Des Sénégalais établis en France disent avoir été victimes d’une importante escroquerie présumée. Ce serait dans le cadre d’un projet immobilier présenté comme devant être réalisé aux Almadies, à Dakar. Selon L’Observateur, le préjudice pourrait atteindre près de 100 millions de francs CFA.
L’affaire aurait débuté avec un premier groupe de quatre souscripteurs. Ceux-ci auraient ensuite convaincu d’autres membres de la diaspora de rejoindre le projet. Parmi eux, un certain M. Diallo affirme avoir investi à lui seul 85 millions de francs CFA. Cette somme a été versée par virements depuis la France.
De prétendues attributions de terrains pour convaincre les investisseurs
Pour rassurer les souscripteurs et les inciter à investir davantage, les promoteurs présumés leur auraient transmis des documents. Ceux-ci étaient présentés comme des attributions de terrains délivrées par la Commission de contrôle des opérations domaniales (CCOD).
Les investisseurs auraient également déboursé 7 millions de francs CFA pour ce qui leur était présenté comme les frais de morcellement du site. Par la suite, une somme supplémentaire de 4 millions de francs CFA leur aurait été réclamée. Cette fois, c’était au motif d’accélérer l’établissement des titres de propriété.
Mais les espoirs des souscripteurs auraient rapidement tourné au désarroi.
Le projet immobilier aurait été construit sur du « néant »
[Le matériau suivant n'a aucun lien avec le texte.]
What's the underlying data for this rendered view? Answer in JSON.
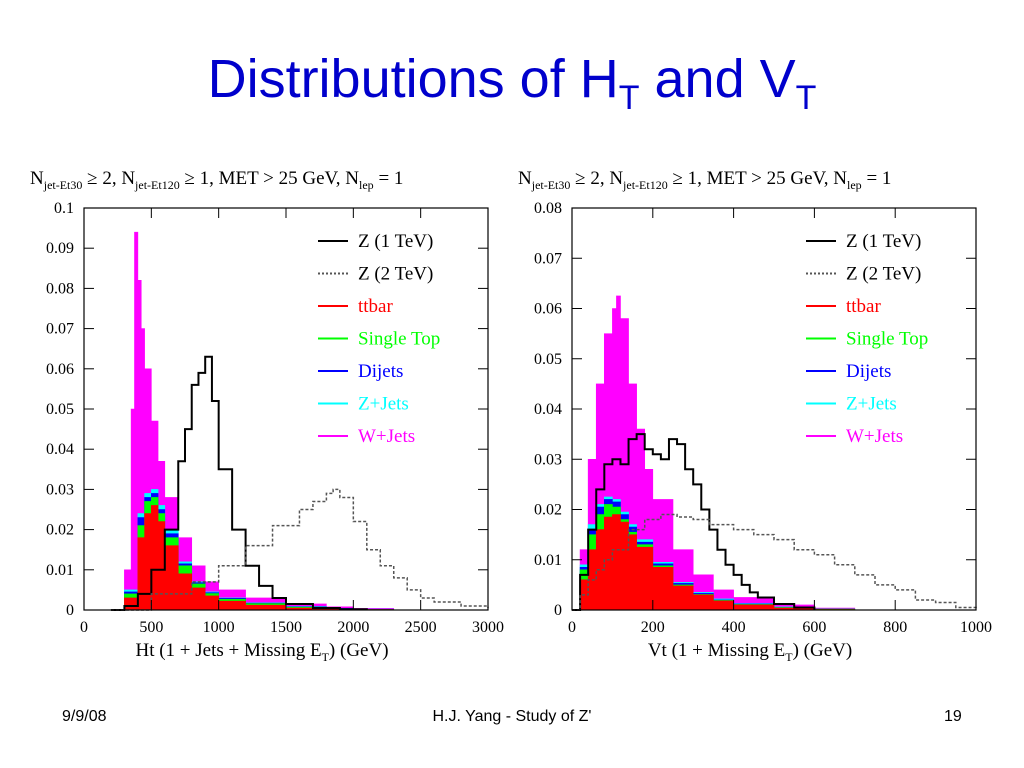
{
  "slide": {
    "title_main": "Distributions of H",
    "title_sub1": "T",
    "title_and": " and V",
    "title_sub2": "T",
    "footer_date": "9/9/08",
    "footer_center": "H.J. Yang - Study of Z'",
    "footer_page": "19"
  },
  "chart_data": [
    {
      "type": "histogram",
      "cuts_text": {
        "p1": "N",
        "s1": "jet-Et30",
        "p2": " ≥ 2, N",
        "s2": "jet-Et120",
        "p3": " ≥ 1, MET > 25 GeV, N",
        "s3": "lep",
        "p4": " = 1"
      },
      "xlabel": {
        "pre": "Ht (1 + Jets + Missing E",
        "sub": "T",
        "post": ") (GeV)"
      },
      "xlim": [
        0,
        3000
      ],
      "ylim": [
        0,
        0.1
      ],
      "xticks": [
        "0",
        "500",
        "1000",
        "1500",
        "2000",
        "2500",
        "3000"
      ],
      "yticks": [
        "0",
        "0.01",
        "0.02",
        "0.03",
        "0.04",
        "0.05",
        "0.06",
        "0.07",
        "0.08",
        "0.09",
        "0.1"
      ],
      "legend_position": "top-right",
      "stack": [
        {
          "name": "W+Jets",
          "color": "#ff00ff",
          "x": [
            200,
            300,
            350,
            375,
            400,
            425,
            450,
            500,
            550,
            600,
            700,
            800,
            900,
            1000,
            1200,
            1500,
            1800,
            2000,
            2300
          ],
          "y": [
            0,
            0.01,
            0.05,
            0.094,
            0.082,
            0.07,
            0.06,
            0.047,
            0.037,
            0.028,
            0.018,
            0.011,
            0.007,
            0.005,
            0.003,
            0.0015,
            0.0008,
            0.0004,
            0
          ]
        },
        {
          "name": "Z+Jets",
          "color": "#00ffff",
          "x": [
            200,
            300,
            400,
            450,
            500,
            550,
            600,
            700,
            800,
            900,
            1000,
            1200,
            1500,
            1800,
            2000,
            2300
          ],
          "y": [
            0,
            0.005,
            0.024,
            0.029,
            0.03,
            0.026,
            0.02,
            0.012,
            0.007,
            0.0045,
            0.003,
            0.0018,
            0.0009,
            0.0004,
            0.0002,
            0
          ]
        },
        {
          "name": "Dijets",
          "color": "#0000ff",
          "x": [
            200,
            300,
            400,
            450,
            500,
            550,
            600,
            700,
            800,
            900,
            1000,
            1200,
            1500,
            1800,
            2000,
            2300
          ],
          "y": [
            0,
            0.0045,
            0.023,
            0.028,
            0.029,
            0.025,
            0.019,
            0.0115,
            0.0068,
            0.0043,
            0.0029,
            0.0017,
            0.0008,
            0.0004,
            0.0002,
            0
          ]
        },
        {
          "name": "Single Top",
          "color": "#00ff00",
          "x": [
            200,
            300,
            400,
            450,
            500,
            550,
            600,
            700,
            800,
            900,
            1000,
            1200,
            1500,
            1800,
            2000,
            2300
          ],
          "y": [
            0,
            0.004,
            0.021,
            0.027,
            0.028,
            0.024,
            0.018,
            0.011,
            0.0065,
            0.0041,
            0.0027,
            0.0016,
            0.0007,
            0.0003,
            0.0001,
            0
          ]
        },
        {
          "name": "ttbar",
          "color": "#ff0000",
          "x": [
            200,
            300,
            400,
            450,
            500,
            550,
            600,
            700,
            800,
            900,
            1000,
            1200,
            1500,
            1800,
            2000,
            2300
          ],
          "y": [
            0,
            0.003,
            0.018,
            0.024,
            0.026,
            0.022,
            0.016,
            0.009,
            0.0055,
            0.0035,
            0.0022,
            0.0012,
            0.0005,
            0.0002,
            0.0001,
            0
          ]
        }
      ],
      "lines": [
        {
          "name": "Z (1 TeV)",
          "color": "#000000",
          "dash": "",
          "x": [
            200,
            300,
            400,
            500,
            600,
            700,
            750,
            800,
            850,
            900,
            950,
            1000,
            1100,
            1200,
            1300,
            1400,
            1500,
            1700,
            1900,
            2100
          ],
          "y": [
            0,
            0.001,
            0.004,
            0.01,
            0.02,
            0.037,
            0.045,
            0.056,
            0.059,
            0.063,
            0.052,
            0.035,
            0.02,
            0.011,
            0.006,
            0.003,
            0.0015,
            0.0005,
            0.0002,
            0
          ]
        },
        {
          "name": "Z (2 TeV)",
          "color": "#555555",
          "dash": "3,2",
          "x": [
            200,
            500,
            800,
            1000,
            1200,
            1400,
            1600,
            1700,
            1800,
            1850,
            1900,
            2000,
            2100,
            2200,
            2300,
            2400,
            2500,
            2600,
            2800,
            3000
          ],
          "y": [
            0,
            0.004,
            0.007,
            0.011,
            0.016,
            0.021,
            0.025,
            0.027,
            0.029,
            0.03,
            0.028,
            0.022,
            0.015,
            0.011,
            0.008,
            0.005,
            0.003,
            0.002,
            0.001,
            0.0005
          ]
        }
      ]
    },
    {
      "type": "histogram",
      "cuts_text": {
        "p1": "N",
        "s1": "jet-Et30",
        "p2": " ≥ 2, N",
        "s2": "jet-Et120",
        "p3": " ≥ 1, MET > 25 GeV, N",
        "s3": "lep",
        "p4": " = 1"
      },
      "xlabel": {
        "pre": "Vt (1 + Missing E",
        "sub": "T",
        "post": ") (GeV)"
      },
      "xlim": [
        0,
        1000
      ],
      "ylim": [
        0,
        0.08
      ],
      "xticks": [
        "0",
        "200",
        "400",
        "600",
        "800",
        "1000"
      ],
      "yticks": [
        "0",
        "0.01",
        "0.02",
        "0.03",
        "0.04",
        "0.05",
        "0.06",
        "0.07",
        "0.08"
      ],
      "legend_position": "top-right",
      "stack": [
        {
          "name": "W+Jets",
          "color": "#ff00ff",
          "x": [
            0,
            20,
            40,
            60,
            80,
            100,
            110,
            120,
            140,
            160,
            180,
            200,
            250,
            300,
            350,
            400,
            500,
            600,
            700
          ],
          "y": [
            0,
            0.012,
            0.03,
            0.045,
            0.055,
            0.06,
            0.0625,
            0.058,
            0.045,
            0.036,
            0.028,
            0.022,
            0.012,
            0.007,
            0.004,
            0.0025,
            0.001,
            0.0004,
            0
          ]
        },
        {
          "name": "Z+Jets",
          "color": "#00ffff",
          "x": [
            0,
            20,
            40,
            60,
            80,
            100,
            120,
            140,
            160,
            200,
            250,
            300,
            350,
            400,
            500,
            600,
            700
          ],
          "y": [
            0,
            0.009,
            0.017,
            0.021,
            0.0225,
            0.022,
            0.0195,
            0.017,
            0.014,
            0.0095,
            0.0055,
            0.0035,
            0.0022,
            0.0013,
            0.0006,
            0.0002,
            0
          ]
        },
        {
          "name": "Dijets",
          "color": "#0000ff",
          "x": [
            0,
            20,
            40,
            60,
            80,
            100,
            120,
            140,
            160,
            200,
            250,
            300,
            350,
            400,
            500,
            600,
            700
          ],
          "y": [
            0,
            0.0085,
            0.016,
            0.0205,
            0.022,
            0.0215,
            0.019,
            0.0165,
            0.0135,
            0.0092,
            0.0053,
            0.0033,
            0.002,
            0.0012,
            0.0005,
            0.0002,
            0
          ]
        },
        {
          "name": "Single Top",
          "color": "#00ff00",
          "x": [
            0,
            20,
            40,
            60,
            80,
            100,
            120,
            140,
            160,
            200,
            250,
            300,
            350,
            400,
            500,
            600,
            700
          ],
          "y": [
            0,
            0.008,
            0.015,
            0.019,
            0.021,
            0.0205,
            0.018,
            0.0155,
            0.013,
            0.0088,
            0.005,
            0.0031,
            0.0019,
            0.0011,
            0.0005,
            0.0002,
            0
          ]
        },
        {
          "name": "ttbar",
          "color": "#ff0000",
          "x": [
            0,
            20,
            40,
            60,
            80,
            100,
            120,
            140,
            160,
            200,
            250,
            300,
            350,
            400,
            500,
            600,
            700
          ],
          "y": [
            0,
            0.006,
            0.012,
            0.016,
            0.0185,
            0.019,
            0.0175,
            0.015,
            0.0125,
            0.0085,
            0.0048,
            0.003,
            0.0018,
            0.001,
            0.0004,
            0.0001,
            0
          ]
        }
      ],
      "lines": [
        {
          "name": "Z (1 TeV)",
          "color": "#000000",
          "dash": "",
          "x": [
            0,
            20,
            40,
            60,
            80,
            100,
            120,
            140,
            160,
            180,
            200,
            220,
            240,
            260,
            280,
            300,
            320,
            340,
            360,
            380,
            400,
            420,
            440,
            460,
            500,
            550,
            600
          ],
          "y": [
            0,
            0.007,
            0.016,
            0.024,
            0.029,
            0.03,
            0.029,
            0.034,
            0.035,
            0.032,
            0.031,
            0.03,
            0.034,
            0.033,
            0.028,
            0.025,
            0.02,
            0.016,
            0.012,
            0.009,
            0.007,
            0.005,
            0.0035,
            0.0025,
            0.0012,
            0.0005,
            0.0001
          ]
        },
        {
          "name": "Z (2 TeV)",
          "color": "#555555",
          "dash": "3,2",
          "x": [
            0,
            20,
            40,
            60,
            80,
            100,
            140,
            180,
            220,
            260,
            300,
            340,
            400,
            450,
            500,
            550,
            600,
            650,
            700,
            750,
            800,
            850,
            900,
            950,
            1000
          ],
          "y": [
            0,
            0.003,
            0.006,
            0.008,
            0.01,
            0.012,
            0.016,
            0.018,
            0.019,
            0.0185,
            0.018,
            0.017,
            0.016,
            0.015,
            0.014,
            0.012,
            0.011,
            0.009,
            0.007,
            0.005,
            0.004,
            0.002,
            0.0015,
            0.0005,
            0
          ]
        }
      ]
    }
  ]
}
C’est en se rapprochant de la Direction de la surveillance et du contrôle de l’occupation des sols (DSCOS) que les investisseurs auraient découvert la supercherie présumée.
D’après les informations rapportées par L’Observateur, les documents remis aux souscripteurs seraient faux. Le projet immobilier ne reposerait sur aucune attribution foncière réelle. Autrement dit, derrière les promesses de terrains aux Almadies se cacherait un projet sans fondement administratif.
Des plaintes déposées, la DIC saisie
Face à cette situation, les victimes présumées ont décidé de saisir les autorités. Des plaintes auraient ainsi été déposées auprès de la DSCOS et de la Division des investigations criminelles (DIC).
Le représentant du projet au Sénégal, identifié sous les initiales I. Diop, conteste toutefois les accusations d’escroquerie. Il aurait déjà procédé au remboursement d’environ 55 millions de francs CFA . Il affirme qu’il ne s’agirait pas d’une fraude, mais simplement d’un retard dans l’établissement des documents d’attribution.
Il assure par ailleurs que les souscripteurs récupéreront leur argent.
Attendu prochainement devant les enquêteurs de la DIC, I. Diop devra s’expliquer sur les conditions dans lesquelles les fonds ont été collectés et sur la nature des documents présentés aux investisseurs.
Une enquête qui devrait permettre de faire toute la lumière sur cette affaire et de déterminer les responsabilités dans ce qui apparaît, à ce stade, comme une vaste opération immobilière présumée frauduleuse.